Last edited: October 25, 2003


Saudis Report Jump in Aids Cases

BBC News, October 23, 2003
http://news.bbc.co.uk/go/pr/fr/-/2/hi/middle_east/3207731.stm

By Paul Wood, BBC correspondent in Cairo

The ministry of health in Saudi Arabia has announced that the kingdom has registered more than 6,700 cases of Aids. Of these, it says just 1,509 are Saudi nationals.

The first Aids case was reported in Saudi Arabia in 1984. The UN says that by the year 2000, the cumulative total was 436.

Last year, another 200 cases were registered.

Today, the Saudi health authorities say there are 6,787 cases, albeit most of them among foreigners.

But still, why the sudden addition of several thousand cases?

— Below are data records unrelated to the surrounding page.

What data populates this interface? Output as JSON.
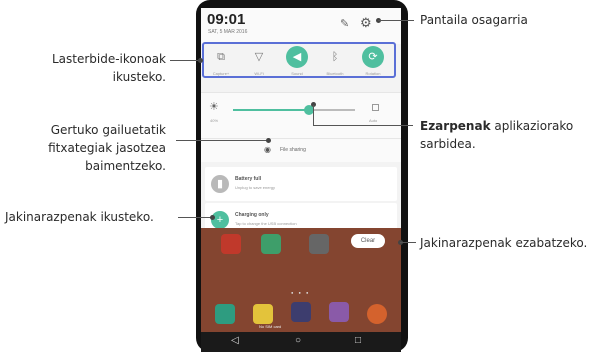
{
  "phone": {
    "time": "09:01",
    "date": "SAT, 5 MAR 2016",
    "quick_settings": [
      {
        "label": "Capture+",
        "icon": "capture-icon",
        "on": false
      },
      {
        "label": "Wi-Fi",
        "icon": "wifi-icon",
        "on": false
      },
      {
        "label": "Sound",
        "icon": "sound-icon",
        "on": true
      },
      {
        "label": "Bluetooth",
        "icon": "bluetooth-icon",
        "on": false
      },
      {
        "label": "Rotation",
        "icon": "rotation-icon",
        "on": true
      }
    ],
    "brightness": {
      "percent_label": "40%",
      "level": 0.62,
      "auto_label": "Auto"
    },
    "file_sharing_label": "File sharing",
    "notifications": [
      {
        "title": "Battery full",
        "subtitle": "Unplug to save energy",
        "icon": "battery-icon"
      },
      {
        "title": "Charging only",
        "subtitle": "Tap to change the USB connection",
        "icon": "usb-icon"
      }
    ],
    "clear_label": "Clear",
    "carrier_label": "No SIM card",
    "accent_color": "#4fbf9f"
  },
  "callouts": {
    "settings": "Pantaila osagarria",
    "quick_icons_line1": "Lasterbide-ikonoak",
    "quick_icons_line2": "ikusteko.",
    "nearby_line1": "Gertuko gailuetatik",
    "nearby_line2": "fitxategiak jasotzea",
    "nearby_line3": "baimentzeko.",
    "notifications": "Jakinarazpenak ikusteko.",
    "settings_app_bold": "Ezarpenak",
    "settings_app_rest": " aplikaziorako",
    "settings_app_line2": "sarbidea.",
    "clear": "Jakinarazpenak ezabatzeko."
  }
}
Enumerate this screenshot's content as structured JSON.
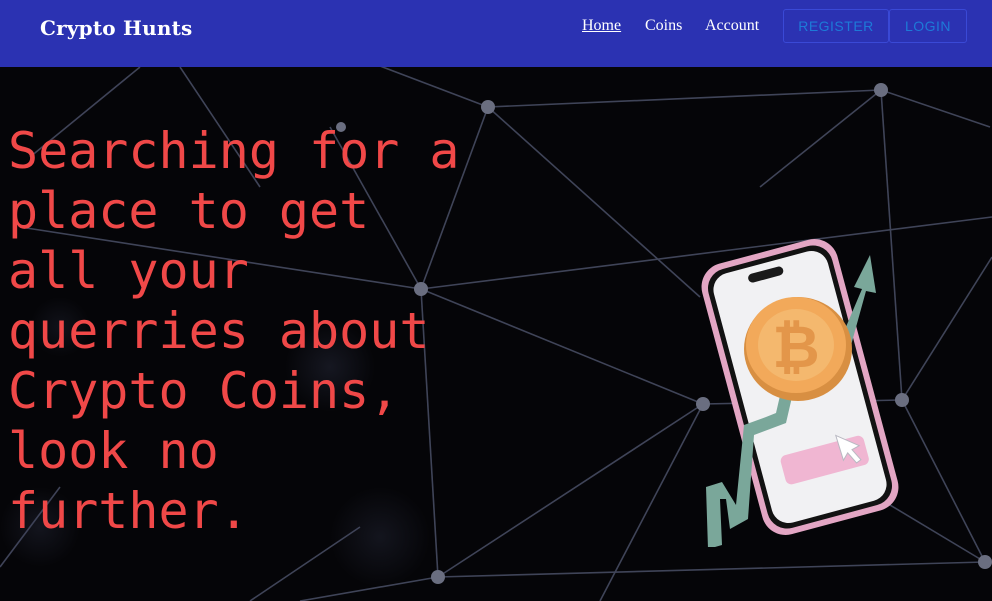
{
  "navbar": {
    "brand": "Crypto Hunts",
    "links": [
      {
        "label": "Home",
        "active": true
      },
      {
        "label": "Coins",
        "active": false
      },
      {
        "label": "Account",
        "active": false
      }
    ],
    "register_label": "REGISTER",
    "login_label": "LOGIN"
  },
  "hero": {
    "headline": "Searching for a place to get all your querries about Crypto Coins, look no further."
  },
  "colors": {
    "navbar_bg": "#2b32b2",
    "headline": "#f04848",
    "button_text": "#1d7ad8",
    "hero_bg": "#050508"
  },
  "icons": [
    "bitcoin-coin-icon",
    "trend-arrow-icon",
    "cursor-icon",
    "smartphone-illustration"
  ]
}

The exponential leap may reflect better reporting of Aids rather than a dramatic change in the rate of infection.

After all, making the announcement, the head of Saudi Arabia’s Epidemic and Parasitic Diseases Authority said 95% of the kingdom’s Aids cases were spread by what he called “forbidden sexual relations”. 

New openness

Pre-marital sex, adultery and homosexuality are all strictly prohibited under the sharia law practised in Saudi Arabia.

The penalties include jail, flogging and stoning.

So there is not overwhelming public or official sympathy for Aids sufferers in Saudi Arabia.

Earlier this year, the Saudi authorities had to investigate claims that a hospital dumped a terminally-ill Aids patient on the streets, barely conscious.

A Saudi newspaper, the Arab News, said the man was picked up by the hospital security staff and left on the pavement outside his employer’s offices.

Saudi Arabia is also in the throes of a debate about introducing greater democracy and more openness.

What appears to be the more honest reporting of Aids cases may be one more sign of change stirring within the kingdom.